O objetivo do DDL Zan é expandir a Lei Mancino, reconhecendo explicitamente os crimes de ódio e também o discurso de ódio contra mulheres e pessoas LGBTI+. No entanto, o Vaticano afirma que esta lei colocaria em risco a liberdade de pensamento e de expressão dos católicos em Itália, entre outras preocupações. Por esta razão, a Santa Sé enviou um pedido formal ao governo italiano, invocando a Concordata de 1929 para solicitar uma modificação do DDL Zan.
Roberto Grendene, Secretário da União Italiana de Ateus e Agnósticos Racionalistas, comentou sobre esta interferência sem precedentes da seguinte forma:
“Com este ato o Vaticano violou a independência e a soberania da República Italiana. O governo tem agora a obrigação política e moral não só de resistir a esta pressão do Vaticano, mas também de denunciar unilateralmente esta interferência sem precedentes nos assuntos do Estado.

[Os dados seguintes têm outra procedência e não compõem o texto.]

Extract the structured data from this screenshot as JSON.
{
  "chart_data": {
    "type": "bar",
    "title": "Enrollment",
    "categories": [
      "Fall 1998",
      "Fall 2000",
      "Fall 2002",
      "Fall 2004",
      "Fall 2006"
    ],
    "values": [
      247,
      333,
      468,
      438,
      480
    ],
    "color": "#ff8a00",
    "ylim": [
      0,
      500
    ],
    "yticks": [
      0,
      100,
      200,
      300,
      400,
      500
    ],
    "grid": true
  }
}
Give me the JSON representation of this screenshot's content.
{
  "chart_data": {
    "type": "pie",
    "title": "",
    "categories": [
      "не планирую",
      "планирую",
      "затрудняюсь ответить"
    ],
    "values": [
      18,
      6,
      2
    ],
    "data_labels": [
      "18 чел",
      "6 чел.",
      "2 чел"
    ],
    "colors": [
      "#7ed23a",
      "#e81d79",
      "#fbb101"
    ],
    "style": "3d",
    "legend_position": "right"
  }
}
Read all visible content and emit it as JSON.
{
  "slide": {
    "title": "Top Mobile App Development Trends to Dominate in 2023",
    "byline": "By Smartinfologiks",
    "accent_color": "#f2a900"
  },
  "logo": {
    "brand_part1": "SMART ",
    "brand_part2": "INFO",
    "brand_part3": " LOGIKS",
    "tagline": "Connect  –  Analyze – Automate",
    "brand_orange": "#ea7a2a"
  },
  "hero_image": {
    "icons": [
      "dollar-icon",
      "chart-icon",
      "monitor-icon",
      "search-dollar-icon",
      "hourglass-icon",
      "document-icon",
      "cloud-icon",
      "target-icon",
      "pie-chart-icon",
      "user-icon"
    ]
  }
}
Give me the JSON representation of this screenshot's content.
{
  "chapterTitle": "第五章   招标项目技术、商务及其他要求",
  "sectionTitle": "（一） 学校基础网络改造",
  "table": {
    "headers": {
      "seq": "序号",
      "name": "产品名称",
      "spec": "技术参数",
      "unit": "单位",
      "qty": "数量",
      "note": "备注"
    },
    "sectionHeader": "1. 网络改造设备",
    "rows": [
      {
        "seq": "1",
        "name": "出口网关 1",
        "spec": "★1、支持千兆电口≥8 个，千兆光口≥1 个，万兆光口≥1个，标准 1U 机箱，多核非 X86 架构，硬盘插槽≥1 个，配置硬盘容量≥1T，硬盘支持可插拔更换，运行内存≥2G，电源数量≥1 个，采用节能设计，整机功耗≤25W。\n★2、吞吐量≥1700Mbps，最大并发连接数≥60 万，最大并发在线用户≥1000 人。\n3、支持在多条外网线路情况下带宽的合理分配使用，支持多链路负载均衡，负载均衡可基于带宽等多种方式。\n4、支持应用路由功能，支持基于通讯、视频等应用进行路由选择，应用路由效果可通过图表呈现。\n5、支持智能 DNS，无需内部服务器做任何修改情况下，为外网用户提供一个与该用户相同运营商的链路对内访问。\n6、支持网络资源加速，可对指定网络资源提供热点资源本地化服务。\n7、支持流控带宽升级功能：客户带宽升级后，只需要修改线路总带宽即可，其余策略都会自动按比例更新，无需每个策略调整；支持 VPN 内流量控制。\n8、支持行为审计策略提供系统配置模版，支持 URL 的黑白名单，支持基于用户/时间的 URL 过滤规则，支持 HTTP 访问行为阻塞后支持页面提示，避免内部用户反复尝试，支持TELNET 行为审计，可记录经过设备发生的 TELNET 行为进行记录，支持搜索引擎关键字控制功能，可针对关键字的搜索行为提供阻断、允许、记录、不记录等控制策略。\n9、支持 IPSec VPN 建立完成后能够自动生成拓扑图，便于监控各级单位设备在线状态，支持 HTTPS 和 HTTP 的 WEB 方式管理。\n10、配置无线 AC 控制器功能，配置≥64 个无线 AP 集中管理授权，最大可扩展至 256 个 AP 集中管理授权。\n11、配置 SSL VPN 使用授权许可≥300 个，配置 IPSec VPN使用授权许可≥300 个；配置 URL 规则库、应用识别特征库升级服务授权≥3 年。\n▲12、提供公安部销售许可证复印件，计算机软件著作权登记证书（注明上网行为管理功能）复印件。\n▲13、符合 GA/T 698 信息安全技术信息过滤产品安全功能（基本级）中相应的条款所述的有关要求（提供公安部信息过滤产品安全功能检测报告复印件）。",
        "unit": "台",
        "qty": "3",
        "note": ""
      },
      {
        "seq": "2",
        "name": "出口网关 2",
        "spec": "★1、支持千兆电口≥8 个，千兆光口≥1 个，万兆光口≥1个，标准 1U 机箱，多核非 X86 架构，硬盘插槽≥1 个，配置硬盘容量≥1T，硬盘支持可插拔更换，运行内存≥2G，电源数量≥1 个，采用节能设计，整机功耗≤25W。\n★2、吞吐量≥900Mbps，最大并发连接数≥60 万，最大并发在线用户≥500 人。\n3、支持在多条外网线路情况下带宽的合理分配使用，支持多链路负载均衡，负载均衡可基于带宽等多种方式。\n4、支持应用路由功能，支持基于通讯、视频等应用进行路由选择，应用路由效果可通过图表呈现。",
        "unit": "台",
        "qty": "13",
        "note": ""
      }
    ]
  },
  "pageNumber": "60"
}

“A diplomacia vaticana nunca interferiu num ato formal no processo de aprovação de uma lei estatal. A nossa Constituição declara a independência e a soberania da República Italiana, mas o Vaticano está a tentar violar esta independência em nome da Concordata – uma relíquia fascista que deveria ser descartada.
“A UAAR apela ao governo e ao parlamento para se distanciarem imediatamente deste ato, apoiando a aprovação do DDL Zan e denunciando unilateralmente a Concordata. A República Italiana não pode ser mantida sob controle por um Estado totalitário”.
Giovanni Gaetani, Gerente de Engajamento de Sócios da Humanists International, comentou:
“A Humanists International junta-se ao nosso membro italiano UAAR no apelo ao governo italiano para que tome medidas contra esta interferência sem precedentes da Santa Sé no processo democrático de um Estado soberano.
“A Itália é e continua a ser um Estado laico e esperamos que o governo italiano intervenha para reafirmar este princípio sem qualquer hesitação.”